European search results for names carry warnings of possible removed listings

Google has started to remove search results in Europe, in accordance with a recent ruling over the "Right to be Forgotten". After receiving requests from Internet users wanting links to be removed from search listings, Google is not only leaving out the URL, but also warning users their search results may have been adjusted to conform to the Court of Justice of the European Union's ruling.

The original ruling forces Google to accept requests from individuals to remove personal content from search results in Europe. Shortly after the ruling, Google started to receive requests for the removal of links, including reports of requests from a politician seeking re-election, a doctor wanting negative reviews purged, and a criminal wanting to hide their conviction. The search company later created an official form for requests to pass through, with Google saying it will asses the requests and "attempt to balance the privacy rights of the individual with the public's right to know and distribute information."
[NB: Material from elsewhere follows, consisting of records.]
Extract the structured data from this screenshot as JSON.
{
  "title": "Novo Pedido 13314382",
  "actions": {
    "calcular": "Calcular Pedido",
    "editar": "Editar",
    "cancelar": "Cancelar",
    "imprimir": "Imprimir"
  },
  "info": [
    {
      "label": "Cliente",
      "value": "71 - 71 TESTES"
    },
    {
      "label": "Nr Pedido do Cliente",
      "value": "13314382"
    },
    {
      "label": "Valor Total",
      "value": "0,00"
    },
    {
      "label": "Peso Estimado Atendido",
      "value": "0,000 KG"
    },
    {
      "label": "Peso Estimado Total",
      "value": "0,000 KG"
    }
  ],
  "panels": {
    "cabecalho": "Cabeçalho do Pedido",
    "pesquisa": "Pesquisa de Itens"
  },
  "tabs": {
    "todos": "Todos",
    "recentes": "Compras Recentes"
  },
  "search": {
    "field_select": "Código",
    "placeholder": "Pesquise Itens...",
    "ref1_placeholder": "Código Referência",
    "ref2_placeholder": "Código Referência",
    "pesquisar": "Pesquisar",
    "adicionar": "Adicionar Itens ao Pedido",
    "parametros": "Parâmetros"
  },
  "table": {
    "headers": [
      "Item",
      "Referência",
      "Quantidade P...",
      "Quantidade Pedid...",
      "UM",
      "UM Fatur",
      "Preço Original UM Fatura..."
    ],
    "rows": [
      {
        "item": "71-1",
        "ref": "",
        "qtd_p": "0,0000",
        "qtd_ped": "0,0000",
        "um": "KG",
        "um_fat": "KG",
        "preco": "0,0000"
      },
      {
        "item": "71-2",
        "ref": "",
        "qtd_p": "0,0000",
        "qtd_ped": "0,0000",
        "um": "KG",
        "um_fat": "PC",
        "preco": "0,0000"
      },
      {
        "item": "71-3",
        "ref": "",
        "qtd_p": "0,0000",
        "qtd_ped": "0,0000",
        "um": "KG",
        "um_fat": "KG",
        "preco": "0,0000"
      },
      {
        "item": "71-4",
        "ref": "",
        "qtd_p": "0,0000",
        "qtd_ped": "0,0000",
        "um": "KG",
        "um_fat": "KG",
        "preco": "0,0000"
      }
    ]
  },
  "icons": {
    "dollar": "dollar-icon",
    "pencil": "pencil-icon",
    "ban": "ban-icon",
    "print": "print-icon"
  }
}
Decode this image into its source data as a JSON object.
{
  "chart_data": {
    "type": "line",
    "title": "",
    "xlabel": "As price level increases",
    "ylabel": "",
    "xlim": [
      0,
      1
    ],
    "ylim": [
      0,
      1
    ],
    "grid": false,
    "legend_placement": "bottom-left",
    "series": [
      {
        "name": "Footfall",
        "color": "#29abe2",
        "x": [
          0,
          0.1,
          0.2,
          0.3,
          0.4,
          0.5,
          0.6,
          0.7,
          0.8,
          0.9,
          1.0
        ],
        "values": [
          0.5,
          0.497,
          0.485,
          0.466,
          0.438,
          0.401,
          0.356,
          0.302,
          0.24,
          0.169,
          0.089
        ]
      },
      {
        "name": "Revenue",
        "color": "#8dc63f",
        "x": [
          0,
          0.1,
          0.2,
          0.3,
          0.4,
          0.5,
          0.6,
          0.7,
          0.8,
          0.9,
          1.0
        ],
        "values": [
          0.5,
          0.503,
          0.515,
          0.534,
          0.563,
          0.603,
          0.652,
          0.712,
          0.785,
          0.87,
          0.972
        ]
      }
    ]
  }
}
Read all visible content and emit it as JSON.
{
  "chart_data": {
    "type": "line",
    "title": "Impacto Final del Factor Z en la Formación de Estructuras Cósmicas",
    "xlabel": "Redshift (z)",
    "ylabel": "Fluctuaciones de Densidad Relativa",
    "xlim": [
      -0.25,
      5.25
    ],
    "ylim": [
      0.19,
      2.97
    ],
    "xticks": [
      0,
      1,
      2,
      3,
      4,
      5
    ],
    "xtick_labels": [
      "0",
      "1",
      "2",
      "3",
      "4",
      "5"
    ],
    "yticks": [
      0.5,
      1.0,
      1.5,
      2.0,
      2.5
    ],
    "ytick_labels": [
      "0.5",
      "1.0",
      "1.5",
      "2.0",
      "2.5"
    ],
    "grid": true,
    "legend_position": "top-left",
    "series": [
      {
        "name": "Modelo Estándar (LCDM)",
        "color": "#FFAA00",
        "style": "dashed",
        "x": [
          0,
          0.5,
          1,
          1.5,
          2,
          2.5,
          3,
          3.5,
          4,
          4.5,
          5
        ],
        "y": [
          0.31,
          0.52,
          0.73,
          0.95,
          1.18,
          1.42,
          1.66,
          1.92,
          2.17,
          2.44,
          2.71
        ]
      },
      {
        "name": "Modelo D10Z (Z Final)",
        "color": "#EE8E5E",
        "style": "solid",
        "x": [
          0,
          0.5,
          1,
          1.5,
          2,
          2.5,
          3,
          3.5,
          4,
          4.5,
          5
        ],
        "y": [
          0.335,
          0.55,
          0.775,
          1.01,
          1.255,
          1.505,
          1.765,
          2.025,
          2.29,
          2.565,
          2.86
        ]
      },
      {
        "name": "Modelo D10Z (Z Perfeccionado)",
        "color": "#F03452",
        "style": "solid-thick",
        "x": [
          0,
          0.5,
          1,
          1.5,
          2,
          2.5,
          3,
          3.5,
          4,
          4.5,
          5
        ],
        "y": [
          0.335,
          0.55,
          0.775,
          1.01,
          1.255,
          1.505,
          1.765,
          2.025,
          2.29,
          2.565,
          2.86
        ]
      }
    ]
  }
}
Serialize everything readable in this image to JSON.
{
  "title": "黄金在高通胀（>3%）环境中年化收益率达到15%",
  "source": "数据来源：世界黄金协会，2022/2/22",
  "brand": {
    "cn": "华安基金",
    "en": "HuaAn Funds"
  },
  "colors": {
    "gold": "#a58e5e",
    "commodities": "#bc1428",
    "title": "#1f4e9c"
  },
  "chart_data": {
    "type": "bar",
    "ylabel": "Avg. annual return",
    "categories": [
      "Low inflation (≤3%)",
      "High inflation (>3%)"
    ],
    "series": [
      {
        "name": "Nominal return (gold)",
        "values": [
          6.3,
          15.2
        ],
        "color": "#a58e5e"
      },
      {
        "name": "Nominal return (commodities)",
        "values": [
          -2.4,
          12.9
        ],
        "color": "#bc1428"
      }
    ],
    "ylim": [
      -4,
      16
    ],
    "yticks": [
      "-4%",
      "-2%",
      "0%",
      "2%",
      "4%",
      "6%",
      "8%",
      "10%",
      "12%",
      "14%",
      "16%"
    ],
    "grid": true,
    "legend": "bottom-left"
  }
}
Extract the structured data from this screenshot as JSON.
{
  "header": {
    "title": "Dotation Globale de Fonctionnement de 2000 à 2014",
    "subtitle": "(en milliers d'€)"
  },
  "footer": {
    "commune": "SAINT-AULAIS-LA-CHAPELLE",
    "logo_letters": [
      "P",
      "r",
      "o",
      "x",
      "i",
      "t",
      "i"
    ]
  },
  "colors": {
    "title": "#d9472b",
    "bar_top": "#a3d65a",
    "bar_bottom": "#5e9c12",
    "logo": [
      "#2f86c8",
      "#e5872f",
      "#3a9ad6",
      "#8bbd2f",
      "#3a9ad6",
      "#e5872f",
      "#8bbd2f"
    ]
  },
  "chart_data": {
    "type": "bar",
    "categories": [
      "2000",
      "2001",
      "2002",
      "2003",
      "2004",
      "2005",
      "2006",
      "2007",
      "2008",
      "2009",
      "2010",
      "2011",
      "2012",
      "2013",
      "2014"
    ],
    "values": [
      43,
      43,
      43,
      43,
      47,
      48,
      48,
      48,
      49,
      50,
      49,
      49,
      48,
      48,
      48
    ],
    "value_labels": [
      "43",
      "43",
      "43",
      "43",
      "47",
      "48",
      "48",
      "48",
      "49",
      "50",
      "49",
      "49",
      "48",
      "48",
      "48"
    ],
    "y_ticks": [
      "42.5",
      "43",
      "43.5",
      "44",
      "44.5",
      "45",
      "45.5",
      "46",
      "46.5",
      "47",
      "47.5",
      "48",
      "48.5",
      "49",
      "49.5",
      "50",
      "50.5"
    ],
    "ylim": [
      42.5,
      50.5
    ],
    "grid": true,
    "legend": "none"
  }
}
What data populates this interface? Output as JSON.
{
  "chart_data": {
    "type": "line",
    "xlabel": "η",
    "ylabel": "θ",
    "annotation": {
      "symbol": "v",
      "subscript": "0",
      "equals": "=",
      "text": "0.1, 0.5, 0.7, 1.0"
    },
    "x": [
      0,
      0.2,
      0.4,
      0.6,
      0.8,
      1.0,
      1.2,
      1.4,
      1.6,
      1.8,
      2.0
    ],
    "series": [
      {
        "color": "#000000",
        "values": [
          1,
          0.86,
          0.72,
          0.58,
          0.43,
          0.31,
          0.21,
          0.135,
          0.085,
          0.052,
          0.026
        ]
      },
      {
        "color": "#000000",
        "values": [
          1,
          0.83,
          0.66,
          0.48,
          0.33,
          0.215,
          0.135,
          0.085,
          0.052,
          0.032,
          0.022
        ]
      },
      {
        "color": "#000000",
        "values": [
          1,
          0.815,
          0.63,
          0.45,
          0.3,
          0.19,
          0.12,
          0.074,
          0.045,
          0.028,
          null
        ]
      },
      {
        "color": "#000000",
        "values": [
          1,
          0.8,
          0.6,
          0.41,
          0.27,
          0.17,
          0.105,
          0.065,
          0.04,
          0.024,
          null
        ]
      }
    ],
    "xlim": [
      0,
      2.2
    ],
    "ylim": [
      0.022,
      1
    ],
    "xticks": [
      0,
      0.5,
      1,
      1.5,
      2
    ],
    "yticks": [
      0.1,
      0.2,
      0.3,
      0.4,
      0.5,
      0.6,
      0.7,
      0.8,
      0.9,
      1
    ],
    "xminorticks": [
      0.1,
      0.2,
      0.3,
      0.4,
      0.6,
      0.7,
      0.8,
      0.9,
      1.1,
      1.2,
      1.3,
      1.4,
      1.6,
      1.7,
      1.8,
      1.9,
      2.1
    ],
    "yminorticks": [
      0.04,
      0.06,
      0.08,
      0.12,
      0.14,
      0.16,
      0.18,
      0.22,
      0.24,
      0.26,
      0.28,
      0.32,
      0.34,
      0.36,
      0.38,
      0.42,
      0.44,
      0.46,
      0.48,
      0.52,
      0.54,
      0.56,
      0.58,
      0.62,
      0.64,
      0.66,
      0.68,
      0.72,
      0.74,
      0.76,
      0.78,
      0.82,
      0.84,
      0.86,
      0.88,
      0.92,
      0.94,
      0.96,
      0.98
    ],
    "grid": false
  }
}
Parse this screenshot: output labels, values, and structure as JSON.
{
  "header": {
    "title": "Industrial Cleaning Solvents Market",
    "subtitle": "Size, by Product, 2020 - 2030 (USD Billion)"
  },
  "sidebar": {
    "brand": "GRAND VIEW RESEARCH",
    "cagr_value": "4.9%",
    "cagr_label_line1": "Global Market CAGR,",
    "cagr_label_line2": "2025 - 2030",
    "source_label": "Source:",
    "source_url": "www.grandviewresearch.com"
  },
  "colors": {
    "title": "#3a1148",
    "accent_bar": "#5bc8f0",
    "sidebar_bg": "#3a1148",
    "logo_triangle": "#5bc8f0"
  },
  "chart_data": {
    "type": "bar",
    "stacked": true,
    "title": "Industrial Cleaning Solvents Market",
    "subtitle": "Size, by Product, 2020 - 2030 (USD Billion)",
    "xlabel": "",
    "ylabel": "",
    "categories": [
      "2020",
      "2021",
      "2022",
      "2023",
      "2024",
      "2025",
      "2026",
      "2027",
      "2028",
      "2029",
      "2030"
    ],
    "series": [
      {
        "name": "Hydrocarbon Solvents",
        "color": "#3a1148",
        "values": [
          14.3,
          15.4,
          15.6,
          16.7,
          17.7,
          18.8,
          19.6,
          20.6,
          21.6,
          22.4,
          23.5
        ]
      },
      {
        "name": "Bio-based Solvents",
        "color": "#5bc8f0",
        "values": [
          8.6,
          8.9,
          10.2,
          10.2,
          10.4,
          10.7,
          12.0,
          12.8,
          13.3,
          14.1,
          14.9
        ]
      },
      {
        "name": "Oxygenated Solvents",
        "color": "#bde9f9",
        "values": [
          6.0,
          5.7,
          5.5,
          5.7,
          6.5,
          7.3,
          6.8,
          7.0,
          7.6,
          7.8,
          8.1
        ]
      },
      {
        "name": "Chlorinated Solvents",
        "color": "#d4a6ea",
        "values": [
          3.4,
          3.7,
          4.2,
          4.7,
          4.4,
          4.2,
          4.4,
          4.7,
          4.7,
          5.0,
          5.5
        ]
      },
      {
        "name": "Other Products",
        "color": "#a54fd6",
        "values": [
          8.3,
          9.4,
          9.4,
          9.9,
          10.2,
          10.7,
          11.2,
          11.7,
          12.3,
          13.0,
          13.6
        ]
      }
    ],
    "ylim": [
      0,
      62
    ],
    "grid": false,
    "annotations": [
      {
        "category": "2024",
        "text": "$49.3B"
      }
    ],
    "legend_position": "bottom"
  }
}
According to the Wall Street Journal, Google has started to send e-mails in response to user requests, advising of links being taken down. "This week, we're starting to take action on the removals requests that we've received. This is a new process for us. Each request has to be assessed individually, and we're working as quickly as possible to get through the queue."

It is not clear how many requests will be granted in the first wave, nor how many requests Google had received, though the Wall Street Journal notes Google received more than 41,000 removal requests through its web form in its first four days.

Google has now added a warning on searches for people's names, with search pages now stating "Some results may have been removed under data protection law in Europe" and linking to a Google policy page. The warning is said by Google to show "when a user searches for most names, not just pages that have been affected by a removal." This differs from how Google handles other kinds of takedown notices, where it is more direct in stating something has been removed. In this instance, it is more a blanket warning that may or may not apply to searches.

The ruling applies just to searches on regional versions of Google located in Europe, with the warning not visible on the main search.